Aznarisation, tel est le nouvel épouvantail qui va hanter les nuits agitées des politiciens qui nous gouvernent. L’aznarisation, c’est le prix du mensonge, l’aller simple dans les poubelles de l’histoire, la mort subite politique.
Il y a longtemps qu’on l’attendait, cette revanche de la morale sur l’impunité des menteurs et des tricheurs qui pensaient que le contrôle des médias d’un pays, doublée de l’obséquiosité d’une caste de rédacteurs en chef soumis, leur permettait d’agiter à tout va des hochets démocratiques tout en bafouant la démocratie, en méprisant leurs administrés qu’ils prennent pour des imbéciles heureux.
Ce qui frappe surtout dans l’affaire espagnole, c’est la rapidité vertigineuse du retour de boomerang. J’y vois pour ma part un effet heureux de la mondialisation: l’information, à un certain niveau d’émotivité populaire, n’est plus contrôlable à une échelle nationale depuis que les moyens d’information n’ont plus de frontières grâce aux satellites, à l’internet, à la téléphonie.
Cette mondialisation provoque certes un repli citoyen favorisant, quand les choses vont bien, un désintérêt pour la politique qui se manifeste par la disparition du militantisme de base et une forte abstention lors des scrutins. Mais dès qu’une question capitale est en jeu — comme, à Madrid, la paix ou la guerre –, la mobilisation via SMS ou internet se fait à toute vitesse et déplace des foules immenses.
Demain, une tâche essentielle des politiques sera de prévoir ces mouvements populaires et de les prévenir en rendant leurs activités transparentes, morales, mais pas forcément d’une honnêteté aussi rigoureuse que celle d’un de Gaulle que son fils vient de rappeler au bon souvenir de ses concitoyens. Nos sociétés ne sont plus figées et acceptent volontiers des transgressions (les frais de bouche d’un Chirac par exemple) à condition que l’on n’essaie pas de nous faire prendre des vessies pour des lanternes.
Dans ce sens, Blair dont les mensonges à répétition sont dévoilés semaines après semaines, et Berlusconi, l’histrion péninsulaire dont la politique économique (on vient de l’apprendre) a provoqué l’an dernier une chute de 2,8% du PIB, devraient se faire du souci quant à l’avenir de leurs carrières respectives.

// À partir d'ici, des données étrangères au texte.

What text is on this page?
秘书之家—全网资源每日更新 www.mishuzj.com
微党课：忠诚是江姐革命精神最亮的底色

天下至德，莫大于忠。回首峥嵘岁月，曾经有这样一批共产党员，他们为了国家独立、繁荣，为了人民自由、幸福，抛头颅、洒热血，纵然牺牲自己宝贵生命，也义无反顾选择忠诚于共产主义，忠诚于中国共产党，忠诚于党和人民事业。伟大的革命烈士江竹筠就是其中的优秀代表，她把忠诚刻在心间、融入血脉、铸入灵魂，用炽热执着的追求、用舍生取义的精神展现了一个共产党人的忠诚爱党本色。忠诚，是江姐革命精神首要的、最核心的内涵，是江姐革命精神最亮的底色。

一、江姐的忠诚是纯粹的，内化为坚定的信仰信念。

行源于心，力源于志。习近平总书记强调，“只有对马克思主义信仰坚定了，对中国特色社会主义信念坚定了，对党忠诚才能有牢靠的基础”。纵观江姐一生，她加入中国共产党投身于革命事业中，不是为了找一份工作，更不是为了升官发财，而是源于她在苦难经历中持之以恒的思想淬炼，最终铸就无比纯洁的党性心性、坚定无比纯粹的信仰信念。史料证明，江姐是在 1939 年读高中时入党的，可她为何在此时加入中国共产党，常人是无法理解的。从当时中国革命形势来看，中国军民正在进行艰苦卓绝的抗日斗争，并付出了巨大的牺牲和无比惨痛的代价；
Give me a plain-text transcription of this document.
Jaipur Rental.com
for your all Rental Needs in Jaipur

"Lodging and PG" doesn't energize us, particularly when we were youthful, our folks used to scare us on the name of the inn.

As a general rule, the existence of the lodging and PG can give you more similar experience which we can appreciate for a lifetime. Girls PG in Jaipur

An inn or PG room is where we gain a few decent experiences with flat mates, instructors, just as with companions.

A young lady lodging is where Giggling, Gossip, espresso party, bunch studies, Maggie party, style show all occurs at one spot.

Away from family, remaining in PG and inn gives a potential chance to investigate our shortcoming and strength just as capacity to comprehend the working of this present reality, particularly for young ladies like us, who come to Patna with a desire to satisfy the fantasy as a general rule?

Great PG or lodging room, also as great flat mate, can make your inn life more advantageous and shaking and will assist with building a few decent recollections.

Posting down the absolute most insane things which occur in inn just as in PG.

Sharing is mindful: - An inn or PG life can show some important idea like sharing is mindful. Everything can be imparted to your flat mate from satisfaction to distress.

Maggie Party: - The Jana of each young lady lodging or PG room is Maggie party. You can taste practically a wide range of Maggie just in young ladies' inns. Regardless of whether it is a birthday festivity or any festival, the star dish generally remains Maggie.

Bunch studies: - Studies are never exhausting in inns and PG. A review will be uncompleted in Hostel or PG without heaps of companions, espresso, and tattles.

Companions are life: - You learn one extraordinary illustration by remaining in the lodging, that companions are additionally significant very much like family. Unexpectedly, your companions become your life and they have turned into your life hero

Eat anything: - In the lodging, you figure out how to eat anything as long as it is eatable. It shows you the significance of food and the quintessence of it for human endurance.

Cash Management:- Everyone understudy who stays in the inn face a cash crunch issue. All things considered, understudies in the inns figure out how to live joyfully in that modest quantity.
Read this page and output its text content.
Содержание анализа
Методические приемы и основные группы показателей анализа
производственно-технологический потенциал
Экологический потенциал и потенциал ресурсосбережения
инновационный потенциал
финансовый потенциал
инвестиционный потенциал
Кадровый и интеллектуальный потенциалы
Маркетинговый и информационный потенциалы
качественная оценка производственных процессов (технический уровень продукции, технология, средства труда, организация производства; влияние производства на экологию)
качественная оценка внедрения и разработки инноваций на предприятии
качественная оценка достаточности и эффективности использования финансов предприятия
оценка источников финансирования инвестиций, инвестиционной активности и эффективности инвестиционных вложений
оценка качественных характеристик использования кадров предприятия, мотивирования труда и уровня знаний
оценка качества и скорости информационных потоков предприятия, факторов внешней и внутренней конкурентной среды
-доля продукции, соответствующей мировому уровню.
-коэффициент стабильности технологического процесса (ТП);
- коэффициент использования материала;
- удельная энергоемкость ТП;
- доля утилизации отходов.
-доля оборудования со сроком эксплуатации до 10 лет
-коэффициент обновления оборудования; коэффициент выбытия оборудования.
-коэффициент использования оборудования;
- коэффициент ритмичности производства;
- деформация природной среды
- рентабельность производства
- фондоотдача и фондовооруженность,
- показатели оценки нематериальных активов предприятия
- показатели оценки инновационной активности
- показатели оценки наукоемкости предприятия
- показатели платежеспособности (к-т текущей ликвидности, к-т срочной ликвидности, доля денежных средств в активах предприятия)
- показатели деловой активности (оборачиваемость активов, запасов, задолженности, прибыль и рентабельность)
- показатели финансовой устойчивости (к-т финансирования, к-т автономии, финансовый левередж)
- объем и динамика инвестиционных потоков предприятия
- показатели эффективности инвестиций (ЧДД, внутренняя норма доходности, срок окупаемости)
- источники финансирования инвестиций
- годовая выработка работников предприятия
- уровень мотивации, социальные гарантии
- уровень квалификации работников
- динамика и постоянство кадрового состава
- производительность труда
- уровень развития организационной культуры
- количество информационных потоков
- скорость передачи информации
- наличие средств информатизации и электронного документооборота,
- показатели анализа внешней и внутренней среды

Mais, histoire de balayer devant notre porte, le Conseil fédéral devrait lui aussi se faire du souci. Sa gestion de la crise avec l’Union européenne est encore et toujours nulle. Les déclarations du président Joseph Deiss mardi dernier devant les Chambres sont d’un lénifiant à pleurer.
Or, comme je ne pense pas que le Conseil fédéral soit composé d’ingénus, de naïfs ou d’inconscients, Deiss et ses collègues ont forcément dû ébaucher au moins un semblant de stratégie pour répondre à ce qui est clairement une offensive européenne contre un élément récalcitrant et perturbateur totalement englobé dans son espace géographique.
Si la seule question des réexportations de marchandises vers l’Europe peut nous coûter des centaines de millions de francs et des milliers de poste de travail, il est évident que nos sept Sages s’en préoccupent. Ne serait-il pas intéressant de faire connaître le résultat de ces cogitations?
Refuser cette transparence, ce dialogue avec les citoyens, revient à les mépriser. Et à cacher une fois de plus le seul grand enjeu de notre politique: quand entrerons-nous dans l’Union européenne? Cette entrée peut encore se faire sur une base volontaire à condition de relancer sérieusement le débat en ne cachant aucun des éléments du dossier.
Sinon, sous la pression de nos puissants voisins, elle se fera de force dans les pires conditions avec toutes les conséquences politiques que cela impliquera, notamment l’émargination pour de longues années de toute voix helvétique dans le concert des nations européennes.
Blocher&Merz (et les banquiers qui les appuient) devraient revoir leur histoire et réfléchir sur le sort que les radicaux réservèrent aux conservateurs-catholiques après 1848: un demi-siècle de purgatoire politique.